Abhilfe sollen diverse Neuzugänge schaffen, erst kürzlich verpflichtete der Klub einen neuen Stürmer. Der Spanier Sergi Arimany Pruenca wechselt auf Leihbasis vom österreichischen Verein SV Kapfenberg zu den Brandenburgern, die sich zudem eine Kaufoption sicherten. Der knapp 1,90 Meter große Stürmer soll mitunter auch bei den diversen Ost-Duellen zum Einsatz kommen, die in der dritten Bundesliga ausgetragen werden. Angesichts der acht Mannschaften, die sich in der dritten Liga wiederfinden, bedeutet dies, dass von den 38 Spieltagen in der Saison nur zwei ohne „Ostduell“ stattfinden. In der Summe ergibt diese Konstellation Sage und Schreibe 112 Partien, bei denen sich jeweils zwei Mannschaften aus den neuen Bundesländern gegenüber stehen. Dass hierbei von einer derbyreichen Liga gesprochen werden kann, erklärt sich somit von selbst.
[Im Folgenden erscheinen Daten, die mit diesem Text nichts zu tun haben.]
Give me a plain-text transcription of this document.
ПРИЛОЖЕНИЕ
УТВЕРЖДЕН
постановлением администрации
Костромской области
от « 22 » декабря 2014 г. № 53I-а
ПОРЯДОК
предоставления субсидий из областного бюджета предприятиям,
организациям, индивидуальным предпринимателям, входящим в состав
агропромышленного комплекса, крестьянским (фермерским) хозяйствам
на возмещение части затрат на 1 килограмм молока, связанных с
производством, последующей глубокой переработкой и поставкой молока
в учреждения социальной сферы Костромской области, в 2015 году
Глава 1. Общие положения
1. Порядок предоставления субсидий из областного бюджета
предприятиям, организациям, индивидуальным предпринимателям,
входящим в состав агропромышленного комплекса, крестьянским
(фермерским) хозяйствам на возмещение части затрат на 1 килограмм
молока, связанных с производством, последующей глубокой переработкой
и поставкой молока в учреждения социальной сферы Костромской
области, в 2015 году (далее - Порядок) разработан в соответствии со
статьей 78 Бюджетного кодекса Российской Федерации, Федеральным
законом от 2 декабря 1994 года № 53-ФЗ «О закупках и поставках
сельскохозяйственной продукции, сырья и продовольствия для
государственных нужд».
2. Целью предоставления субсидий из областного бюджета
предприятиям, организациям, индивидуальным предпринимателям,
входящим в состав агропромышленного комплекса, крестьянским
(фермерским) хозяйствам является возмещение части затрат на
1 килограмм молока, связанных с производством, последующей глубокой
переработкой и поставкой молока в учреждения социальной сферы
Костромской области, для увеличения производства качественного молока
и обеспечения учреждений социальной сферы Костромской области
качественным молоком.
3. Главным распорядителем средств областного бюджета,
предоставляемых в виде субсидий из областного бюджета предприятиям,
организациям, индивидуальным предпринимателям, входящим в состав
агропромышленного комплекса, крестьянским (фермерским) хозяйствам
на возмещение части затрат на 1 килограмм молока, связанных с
Nun bietet sich ein Vergleich dieser Mannschaften an, um den Platzhirsch im Osten auszumachen. Bei dem Sieger der Ost-Meisterschaft geht es nicht um die absolute Punktzahl, sondern um die relative Stärke der Teams im Vergleich zu ihren Nachbarn.

Vergleicht man nur diese Begegnungen im Osten der Republik, nachdem nun etwas mehr als die Hälfte der Spielzeit abgelaufen ist, so ist der FC Energie Cottbus statistisch gesehen der „Ost-Meister“. Knapp die Hälfte ihrer gesamten Punkte, genauer 48% der erspielten Punkte, konnten die Lausitzer gegen ihre Nachbarn erringen. Abgeschlagen auf dem letzten Platz dieses Vergleichs landet der Verein aus Erfurt. RW Erfurt konnte sich nur 19% ihrer Punkte gegen ein Team aus dem näheren geografischen Umfeld sichern.

Ob das Team aus Cottbus aber auch abgesehen von der relativen Stärke in dieser Saison einen einstelligen Tabellenplatz erreichen kann, steht noch in den Sternen. Die Konkurrenz ist groß und besteht aus Vereinen wie Dynamo Dresden und Erzgebirge Aue, die ebenfalls Erfahrungen in höheren Spielklassen sammeln konnten und auch im DFB Pokal für die eine oder andere Überraschung sorgten. Es bleibt also abzuwarten, ob die Neuzugänge die an sie gestellten Hoffnungen erfüllen und den Verein wieder in die oberen Ränge der Liga führen können.